Petit garçon, je vivais dans cette maison de silence,

J’en connaissais tous les recoins secrets

Dans un grand élan tumultueux.

 

Le reste, petit garçon, c’était la vie.

 

Tu me réclames, maison ancienne,

Tu m’envoies des messages que je lis le soir

Dans le grande solitude de la ville.

 

Le reste, petit garçon, c’était la vie.

 

Mais tu dictes, maison de l’enfance,

Maison de l’innocence blanche,

Tu dictes à mes pensées leurs rythmes et leurs mélodies.

 

Le reste, petit garçon, c’était la vie.

 

Je pleure souvent comme un petit enfant inconsolé,

J’essuie mes joues avec une petite main rose d’enfant,

Rose rose, rose blanche, rose noire,

Dis-moi quel est le sens de la vie ?

 

Le reste, petit garçon, c’était la vie.

 

Pourquoi le vent apporte-t-il jusqu’à mon cœur

L’air salé de la haute mer,

Pourquoi il existe des visages

Qui fulgurent dans ma poitrine ?

 

Le reste, petit garçon, c’était la vie.

 

Qu’est-elle devenue la vieille tzigane

Qui avait lu les lignes de ma main,

Qui m’avait prédit des richesses que je n’aurai jamais !

 

Le reste, petit garçon, c’était la vie.

 

Ses paroles rauques

Chatouillent jusqu’à présent mes sensations

Comme une brise à l’aube

Remue les glaïeuls.

.

Le reste, petit garçon, c’était la vie.

 

Abstraite et réelle, parfaite et absolue,

Ultime et définitivement divine,

Ton âme, petit garçon,

Est restée constellée d’étoiles douces,

Illuminée de nuits vastes et calmes.

 

Le reste, petit garçon, c’était la vie.

 

Âme suave qui t’a appris à aimer

En chaque choses muette,

En chaque être doué de langage

Ce qui en eux est une âme.

 

Le reste, petit garçon, c’était la vie.

 

            Athanase Vantchev de Thracy

Paris, ce jeudi 26 avril, Anno Christi MMVII

Glose :

Le sous-titre de cette chanson chinoise est « L’antique passe du Nord », nom d’une passe de la Grande Muraille au nord-est de Pékin.
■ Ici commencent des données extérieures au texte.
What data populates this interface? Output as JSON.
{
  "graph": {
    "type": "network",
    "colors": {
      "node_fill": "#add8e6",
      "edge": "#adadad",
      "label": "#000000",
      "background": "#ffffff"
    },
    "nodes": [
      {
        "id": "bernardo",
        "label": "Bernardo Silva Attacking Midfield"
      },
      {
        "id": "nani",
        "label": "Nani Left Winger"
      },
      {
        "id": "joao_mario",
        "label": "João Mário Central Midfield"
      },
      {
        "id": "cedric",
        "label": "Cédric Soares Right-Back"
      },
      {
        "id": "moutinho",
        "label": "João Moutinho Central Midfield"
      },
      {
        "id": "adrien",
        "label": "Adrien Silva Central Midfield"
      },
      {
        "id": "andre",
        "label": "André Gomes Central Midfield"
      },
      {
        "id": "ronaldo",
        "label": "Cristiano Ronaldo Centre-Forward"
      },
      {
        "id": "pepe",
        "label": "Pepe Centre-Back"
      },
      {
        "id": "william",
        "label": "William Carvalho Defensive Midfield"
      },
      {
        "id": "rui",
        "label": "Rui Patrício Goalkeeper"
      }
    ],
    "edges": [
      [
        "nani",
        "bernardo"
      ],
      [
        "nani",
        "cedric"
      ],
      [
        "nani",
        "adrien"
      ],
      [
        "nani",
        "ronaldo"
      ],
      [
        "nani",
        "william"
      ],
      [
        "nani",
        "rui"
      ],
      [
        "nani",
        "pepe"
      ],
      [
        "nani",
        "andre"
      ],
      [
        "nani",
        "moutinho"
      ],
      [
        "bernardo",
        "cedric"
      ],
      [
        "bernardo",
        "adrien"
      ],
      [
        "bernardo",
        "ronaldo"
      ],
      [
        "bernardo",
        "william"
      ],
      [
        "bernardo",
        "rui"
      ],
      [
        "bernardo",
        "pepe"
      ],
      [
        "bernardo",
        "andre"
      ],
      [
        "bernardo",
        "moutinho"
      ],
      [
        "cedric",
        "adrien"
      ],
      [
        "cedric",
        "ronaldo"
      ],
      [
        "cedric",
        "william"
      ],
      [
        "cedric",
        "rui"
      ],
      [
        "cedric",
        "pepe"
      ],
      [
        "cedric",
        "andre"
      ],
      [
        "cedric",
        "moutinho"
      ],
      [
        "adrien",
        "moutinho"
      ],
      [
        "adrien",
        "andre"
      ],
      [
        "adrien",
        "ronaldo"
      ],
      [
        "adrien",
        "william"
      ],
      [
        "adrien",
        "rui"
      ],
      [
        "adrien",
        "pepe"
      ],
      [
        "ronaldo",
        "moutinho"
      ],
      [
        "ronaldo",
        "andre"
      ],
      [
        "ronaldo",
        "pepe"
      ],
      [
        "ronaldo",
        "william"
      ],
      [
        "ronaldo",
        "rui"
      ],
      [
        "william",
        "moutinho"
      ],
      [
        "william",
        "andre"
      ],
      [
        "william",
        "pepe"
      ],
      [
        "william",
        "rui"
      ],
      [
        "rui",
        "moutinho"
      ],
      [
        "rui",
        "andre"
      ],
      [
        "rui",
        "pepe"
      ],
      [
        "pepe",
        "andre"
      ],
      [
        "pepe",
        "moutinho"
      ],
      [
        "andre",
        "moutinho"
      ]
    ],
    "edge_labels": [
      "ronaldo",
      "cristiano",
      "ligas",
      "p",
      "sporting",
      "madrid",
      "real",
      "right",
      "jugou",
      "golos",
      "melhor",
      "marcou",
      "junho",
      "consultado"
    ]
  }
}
La dynastie mandchoue Ts’ing ou Qing (1644-1911). Ceux qui ont pris en 1635 le nom de Mandchous (Manzhou) sont issus des Jürchen, eux-mêmes descendants des tribus toungouses fondatrices, au XIIe siècle, de l’empire des Jin qui avait duré de 1115 à 1234 dans le nord et au nord-est de la Chine.

Les tribus jürchen de Mandchourie orientale furent rassemblées par un chef du nom de Nurhaci (1559-1626) qui, d’abord vassal des Ming, accrut sa puissance grâce aux revenus que lui assurait le commerce des fourrures et du ginseng et à une organisation militaire rigoureuse encadrant en « bannières », à partir de 1601, les guerriers des steppes du nord. Le 17 février 1616, Nurhaci se proclama empereur et fonda la dynastie des Jin postérieurs (Hou Jin). Il lança des attaques contre la Chine à partir de 1618, prit Shenyang et Loyang en 1621. Il installa sa capitale à Shenyang (rebaptisée Moukden) en 1625. Son successeur, Abahai (1627-1644), conquit le Chahar, région située à l’ouest du Jehol et au nord du Shanxi, imposa sa domination à la Corée et occupa, entre 1636 et 1644, toute la Mandchourie jusqu’au cours de l’Amour. C’était à cette dernière date que fut entreprise la conquête de la Chine des Ming (1368-1644).